Le jour de cette révélation, il resta de longues minutes silencieux, seul dans la cuisine, la cuillère levée gouttant sur le linoléum, il était approximativement 16h30, heure fatidique du goûter à laquelle le bol de chocolat au lait commençait à ressembler aux eaux guyanaises étant donné la déliquescence très avancée des petits princes cacao dans le grand océan refroidi du demi-écrémé.

 

Bertrand cherchait lui aussi des réponses à son énigme du sphinx, depuis ses premières réflexions à quatre pattes il était tarabiscoté par le sens de l’existence : où vais-je ? qui suis-je ? qui joue en première base ? qui était numéro 1 à l’ATP en 1989 ?
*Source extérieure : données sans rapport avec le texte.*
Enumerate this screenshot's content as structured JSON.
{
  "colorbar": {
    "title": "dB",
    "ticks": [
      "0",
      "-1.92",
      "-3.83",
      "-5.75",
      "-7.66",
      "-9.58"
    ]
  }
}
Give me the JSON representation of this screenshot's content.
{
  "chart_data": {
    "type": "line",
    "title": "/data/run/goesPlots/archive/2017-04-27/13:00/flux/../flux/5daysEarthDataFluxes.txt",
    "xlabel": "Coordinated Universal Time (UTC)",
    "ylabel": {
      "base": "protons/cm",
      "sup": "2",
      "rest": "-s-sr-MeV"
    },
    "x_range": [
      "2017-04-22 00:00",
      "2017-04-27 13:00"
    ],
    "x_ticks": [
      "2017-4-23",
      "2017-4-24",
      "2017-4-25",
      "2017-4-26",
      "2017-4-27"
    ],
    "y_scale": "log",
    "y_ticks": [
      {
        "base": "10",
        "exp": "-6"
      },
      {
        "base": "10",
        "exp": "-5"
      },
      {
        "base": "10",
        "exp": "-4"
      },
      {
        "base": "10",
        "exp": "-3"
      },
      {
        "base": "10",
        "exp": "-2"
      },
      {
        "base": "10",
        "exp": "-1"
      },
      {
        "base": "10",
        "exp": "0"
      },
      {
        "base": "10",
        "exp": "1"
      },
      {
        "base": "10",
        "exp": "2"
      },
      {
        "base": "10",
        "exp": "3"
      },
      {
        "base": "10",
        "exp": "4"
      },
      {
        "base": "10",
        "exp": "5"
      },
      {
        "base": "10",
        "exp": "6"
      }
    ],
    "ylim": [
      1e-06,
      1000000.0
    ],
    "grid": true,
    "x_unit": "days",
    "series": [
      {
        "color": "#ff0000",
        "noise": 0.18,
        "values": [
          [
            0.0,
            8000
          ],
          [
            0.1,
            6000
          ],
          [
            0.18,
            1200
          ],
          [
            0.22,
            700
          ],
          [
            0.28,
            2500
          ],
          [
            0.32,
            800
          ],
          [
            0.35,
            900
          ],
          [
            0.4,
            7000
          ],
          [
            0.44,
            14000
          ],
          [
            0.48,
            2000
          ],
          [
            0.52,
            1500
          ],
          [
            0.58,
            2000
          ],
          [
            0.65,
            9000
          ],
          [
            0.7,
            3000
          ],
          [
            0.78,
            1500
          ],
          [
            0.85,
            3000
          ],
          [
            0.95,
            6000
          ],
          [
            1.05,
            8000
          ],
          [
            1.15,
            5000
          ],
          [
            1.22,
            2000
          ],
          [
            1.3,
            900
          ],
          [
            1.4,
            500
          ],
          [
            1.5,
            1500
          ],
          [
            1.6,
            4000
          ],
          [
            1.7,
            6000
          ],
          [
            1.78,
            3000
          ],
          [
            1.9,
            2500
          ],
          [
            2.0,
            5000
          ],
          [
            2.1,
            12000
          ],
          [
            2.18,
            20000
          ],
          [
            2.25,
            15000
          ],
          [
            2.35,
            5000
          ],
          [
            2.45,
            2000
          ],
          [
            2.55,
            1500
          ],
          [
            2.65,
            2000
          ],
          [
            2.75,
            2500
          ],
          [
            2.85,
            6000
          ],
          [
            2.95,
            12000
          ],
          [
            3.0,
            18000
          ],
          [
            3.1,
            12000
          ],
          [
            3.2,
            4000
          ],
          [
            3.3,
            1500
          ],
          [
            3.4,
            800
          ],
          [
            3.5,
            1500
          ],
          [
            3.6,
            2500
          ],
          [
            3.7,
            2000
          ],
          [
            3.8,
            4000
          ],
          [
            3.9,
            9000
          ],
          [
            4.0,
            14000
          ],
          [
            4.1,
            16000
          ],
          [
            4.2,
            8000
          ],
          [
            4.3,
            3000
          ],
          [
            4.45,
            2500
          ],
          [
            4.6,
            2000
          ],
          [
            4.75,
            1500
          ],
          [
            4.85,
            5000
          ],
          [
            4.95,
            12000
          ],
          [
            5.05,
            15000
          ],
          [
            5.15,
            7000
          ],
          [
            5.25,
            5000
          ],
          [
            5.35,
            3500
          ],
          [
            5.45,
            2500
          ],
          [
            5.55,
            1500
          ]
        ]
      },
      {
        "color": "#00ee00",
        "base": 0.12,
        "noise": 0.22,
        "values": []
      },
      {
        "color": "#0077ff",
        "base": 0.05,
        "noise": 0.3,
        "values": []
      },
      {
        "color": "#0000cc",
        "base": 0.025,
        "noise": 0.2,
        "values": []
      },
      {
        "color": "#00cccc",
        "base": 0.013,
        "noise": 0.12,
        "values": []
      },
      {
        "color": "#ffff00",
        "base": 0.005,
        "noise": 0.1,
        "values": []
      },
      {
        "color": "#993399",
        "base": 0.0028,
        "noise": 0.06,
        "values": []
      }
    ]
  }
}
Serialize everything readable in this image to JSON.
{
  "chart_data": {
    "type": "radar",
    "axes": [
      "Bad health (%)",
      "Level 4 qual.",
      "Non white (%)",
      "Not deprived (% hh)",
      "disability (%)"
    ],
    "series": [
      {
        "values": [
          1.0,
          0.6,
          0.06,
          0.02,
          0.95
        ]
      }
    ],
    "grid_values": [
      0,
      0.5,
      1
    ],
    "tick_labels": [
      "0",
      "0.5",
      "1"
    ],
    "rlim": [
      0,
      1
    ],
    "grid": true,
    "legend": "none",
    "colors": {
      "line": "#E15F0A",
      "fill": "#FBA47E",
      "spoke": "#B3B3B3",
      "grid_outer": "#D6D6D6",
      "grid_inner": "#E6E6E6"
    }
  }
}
-«  Bientôt j’irai parmi les hommes et si j’étais le plus petit d’entre eux… ? », s’angoissait Bertrand, ce même dimanche après-midi, à l’autre bout de la ville, debout, ruisselant de sueur et pieds nus sur la grille froide du barbecue familial, après avoir effectué une série de 425 smaches avec des pommes de pin et un plateau en aluminium destiné à recueillir normalement les saucisses qu’il était en charge de faire griller. Elancé et noble sur son podium improvisé Bertrand laissa échapper une larme de dépit, discrète, presque invisible mais qui n’échappa pas à l’attentive Agnès, la petite voisine amoureuse cachée derrière les mitoyennes haies touffues.

 

Tous deux demeuraient ainsi, et il en fut de même jusqu’à 12 ans, blessés, plein du sentiment d’avoir été trahis et surtout conscients de leur impuissance face à cette vie qui, en eux et autour d’eux, avancerait malgré tout ; ils fustigeaient l’ordre des choses, maudissaient l’irrévocabilité de leur condition.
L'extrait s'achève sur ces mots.